Chapter 13 bankruptcy is only available to individuals. It may be an option for some businesses operating as sole proprietorships. But in most cases, businesses must choose between a liquidating bankruptcy under Chapter 7 and reorganization under Chapter 11.
While Chapter 7 bankruptcy may be the best option in cases where a business has decided to throw in the towel and dissolve, for those who want to continue doing business after bankruptcy, Chapter 11 is often the way to go. This is because it stays collection actions and allows businesses to retain possession of their assets and continue to operate during reorganization.

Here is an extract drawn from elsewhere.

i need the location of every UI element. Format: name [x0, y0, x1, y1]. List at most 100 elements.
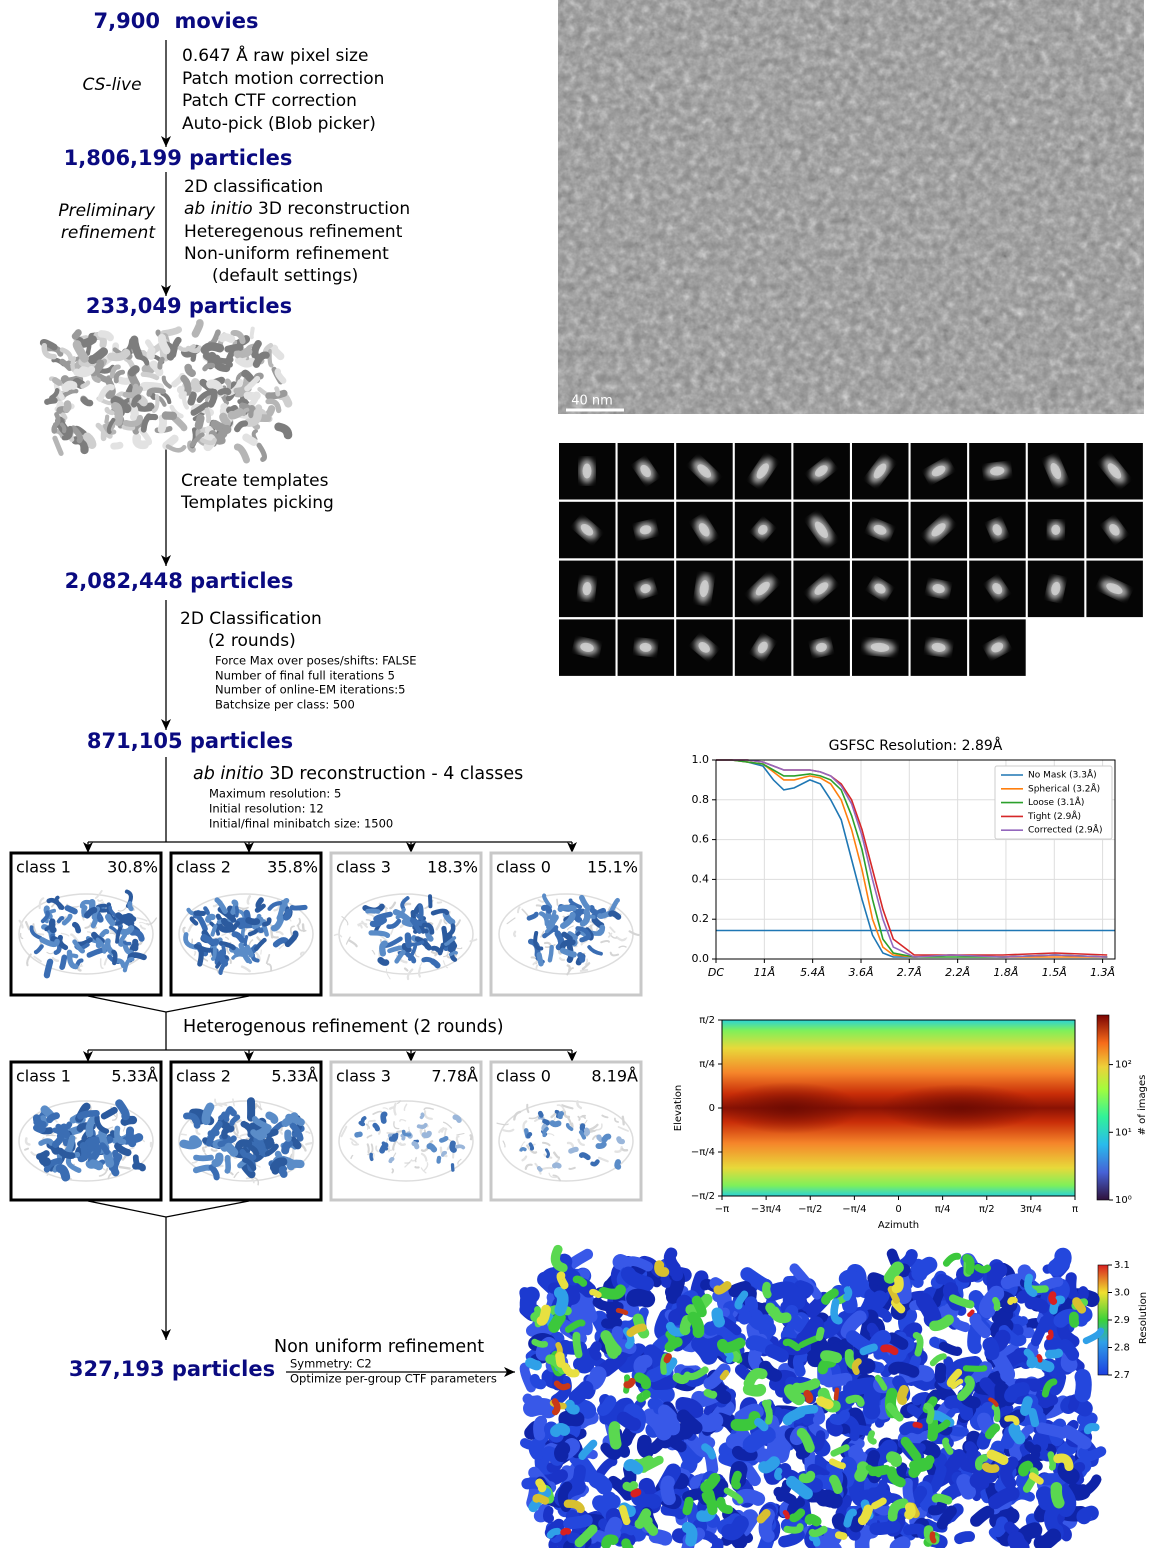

It also allows them to renegotiate contracts that have become financially problematic. But it won’t solve deep problems such as a lack of demand for the product or service so it is important for business owners to consider their realistic prospects of success following Chapter 11.
Of course Chapter 11, like all forms of bankruptcy, has some risks and downsides. It can impact a business’s credit and will usually cause creditors to view it as a credit risk. This may lead to higher borrowing costs and limited access to credit. The impact of numerous collection actions, however, can be just as bad and can cost far more in legal fees than simply confronting debtors head on through Chapter 11.